Der Energiekonzern EnBW hat sich mit einem langfristigen Liefervertrag Zugriff auf jährlich 1,5 Millionen Tonnen Flüssigerdgas (LNG) aus den USA gesichert. Der Vertrag mit dem Unternehmen Venture Global LNG aus Arlington im US-Bundesstaat Virginia hat eine Laufzeit von 20 Jahren und sieht den Beginn der LNG-Lieferungen im Jahr 2026 vor.

"Wichtiger Schritt zur Diversifizierung"

"Dies ist der erste direkte, verbindliche Abnahmevertrag für langfristiges US-LNG, der von einem deutschen Unternehmen unterzeichnet wurde, und ein wichtiger Schritt, der die deutsche Strategie zur Diversifizierung des Energiemixes verdeutlicht", sagte Venture-Global-Chef Mike Sabel laut der gemeinsamen Mitteilung beider Unternehmen.

"Bei der EnBW haben wir in den letzten Jahren unsere LNG-Aktivitäten Stück für Stück ausgebaut", erklärte Georg Stamatelopoulos, EnBW-Vorstand für nachhaltige Erzeugungs-Infrastruktur. LNG spiele eine zentrale Rolle bei dem Vorhaben, die Brennstoffe für die Strom- und Wärmeerzeugung breiter aufzustellen. "Es eröffnet die Möglichkeit neuer Bezugsquellen, um die deutsche Gasversorgung in der Übergangszeit der Energiewende zu sichern und schlägt die Brücke zur grünen Energieversorgung."

Scholz hofft auf baldigen LNG-Bezug über Lubmin

Angesichts inzwischen verminderter Gas-Lieferungen aus Russland hat LNG zuletzt für die Planung der Energieversorgung immer mehr an Bedeutung gewonnen. In Deutschland sind mehrere Projekte für die Versorgung mit LNG angeschoben worden, die über den vorübergehenden Einsatz von Spezialschiffen bis hin zum Bau mehrerer fester Terminals reichen. Derzeit verfügt Deutschland über kein eigenes LNG-Terminal.

Bundeskanzler Olaf Scholz zeigte sich optimistisch, dass in dem Ostsee-Hafen Lubmin bereits in einigen Monaten die Anlandung von LNG möglich sein wird. "Ich bin sehr zuversichtlich, dass wir da zu guten Ergebnissen kommen", sagte Scholz nach einer Sitzung mit dem Landeskabinett von Mecklenburg-Vorpommern. "Unser Ziel ist, so viel wie möglich schon zum Jahreswechsel hinzubekommen oder etwas später, damit wir schnell von wo auch immer Gas beziehen können." Es gehe darum, weniger abhängig von russischem Gas zu werden.

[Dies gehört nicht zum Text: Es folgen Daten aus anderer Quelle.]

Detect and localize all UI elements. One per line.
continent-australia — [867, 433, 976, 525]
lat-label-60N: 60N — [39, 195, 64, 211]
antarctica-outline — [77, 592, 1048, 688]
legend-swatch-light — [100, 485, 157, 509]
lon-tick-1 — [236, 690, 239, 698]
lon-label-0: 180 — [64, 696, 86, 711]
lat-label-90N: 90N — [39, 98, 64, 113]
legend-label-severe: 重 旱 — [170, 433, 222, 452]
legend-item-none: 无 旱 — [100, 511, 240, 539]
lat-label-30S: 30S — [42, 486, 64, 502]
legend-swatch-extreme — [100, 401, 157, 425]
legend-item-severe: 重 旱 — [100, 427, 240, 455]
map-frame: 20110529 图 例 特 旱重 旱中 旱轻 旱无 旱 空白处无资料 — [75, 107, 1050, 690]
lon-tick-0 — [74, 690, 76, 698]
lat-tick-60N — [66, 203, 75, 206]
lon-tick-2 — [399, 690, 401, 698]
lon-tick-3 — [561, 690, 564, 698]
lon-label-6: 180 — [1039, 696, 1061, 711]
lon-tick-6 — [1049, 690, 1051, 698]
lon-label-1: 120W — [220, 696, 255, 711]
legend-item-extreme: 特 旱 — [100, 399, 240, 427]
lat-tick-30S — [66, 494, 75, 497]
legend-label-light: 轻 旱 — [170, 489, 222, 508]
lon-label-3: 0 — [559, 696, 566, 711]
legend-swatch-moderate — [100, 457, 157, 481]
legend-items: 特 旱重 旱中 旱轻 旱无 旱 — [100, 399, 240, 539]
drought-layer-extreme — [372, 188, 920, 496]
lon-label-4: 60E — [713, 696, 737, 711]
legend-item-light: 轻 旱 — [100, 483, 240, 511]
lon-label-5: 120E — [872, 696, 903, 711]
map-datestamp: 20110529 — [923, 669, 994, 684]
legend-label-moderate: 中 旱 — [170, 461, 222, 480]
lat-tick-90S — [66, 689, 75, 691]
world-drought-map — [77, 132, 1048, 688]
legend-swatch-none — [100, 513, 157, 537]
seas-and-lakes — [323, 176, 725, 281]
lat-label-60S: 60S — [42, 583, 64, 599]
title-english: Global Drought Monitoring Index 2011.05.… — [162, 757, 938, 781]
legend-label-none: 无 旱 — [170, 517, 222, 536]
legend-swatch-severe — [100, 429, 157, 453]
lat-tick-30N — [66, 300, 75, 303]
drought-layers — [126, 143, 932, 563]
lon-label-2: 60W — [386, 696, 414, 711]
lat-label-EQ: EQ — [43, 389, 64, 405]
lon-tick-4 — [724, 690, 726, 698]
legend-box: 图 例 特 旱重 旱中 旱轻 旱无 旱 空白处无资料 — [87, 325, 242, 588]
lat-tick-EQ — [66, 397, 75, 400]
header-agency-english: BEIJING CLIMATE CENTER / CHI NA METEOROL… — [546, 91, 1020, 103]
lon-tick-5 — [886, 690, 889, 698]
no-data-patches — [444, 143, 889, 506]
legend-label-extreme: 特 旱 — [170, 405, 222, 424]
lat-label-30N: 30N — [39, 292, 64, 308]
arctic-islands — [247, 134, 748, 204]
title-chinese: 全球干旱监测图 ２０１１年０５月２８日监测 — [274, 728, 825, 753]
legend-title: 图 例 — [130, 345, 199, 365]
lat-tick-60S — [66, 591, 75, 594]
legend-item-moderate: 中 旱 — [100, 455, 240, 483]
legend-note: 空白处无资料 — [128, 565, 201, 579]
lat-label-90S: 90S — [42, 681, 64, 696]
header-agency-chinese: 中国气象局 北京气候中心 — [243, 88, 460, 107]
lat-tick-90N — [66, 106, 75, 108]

Pläne für feste und schwimmende Terminals

Die Bundesnetzagentur hatte sich zuvor für ein schwimmendes Flüssiggas-Terminal in Mecklenburg-Vorpommern ausgesprochen. "Ein schwimmender Terminal vor Lubmin wird geprüft, hierzu laufen derzeit klärende Gespräche", hatte Agenturchef Klaus Müller gesagt.

EnBW will künftig mindestens drei Milliarden Kubikmeter Flüssigerdgas pro Jahr über das geplante LNG-Terminal in Stade beziehen. Dazu hatte der Konzern im März eine Absichtserklärung mit dem Betreiber Hanseatic Energy Hub (HEH) unterzeichnet.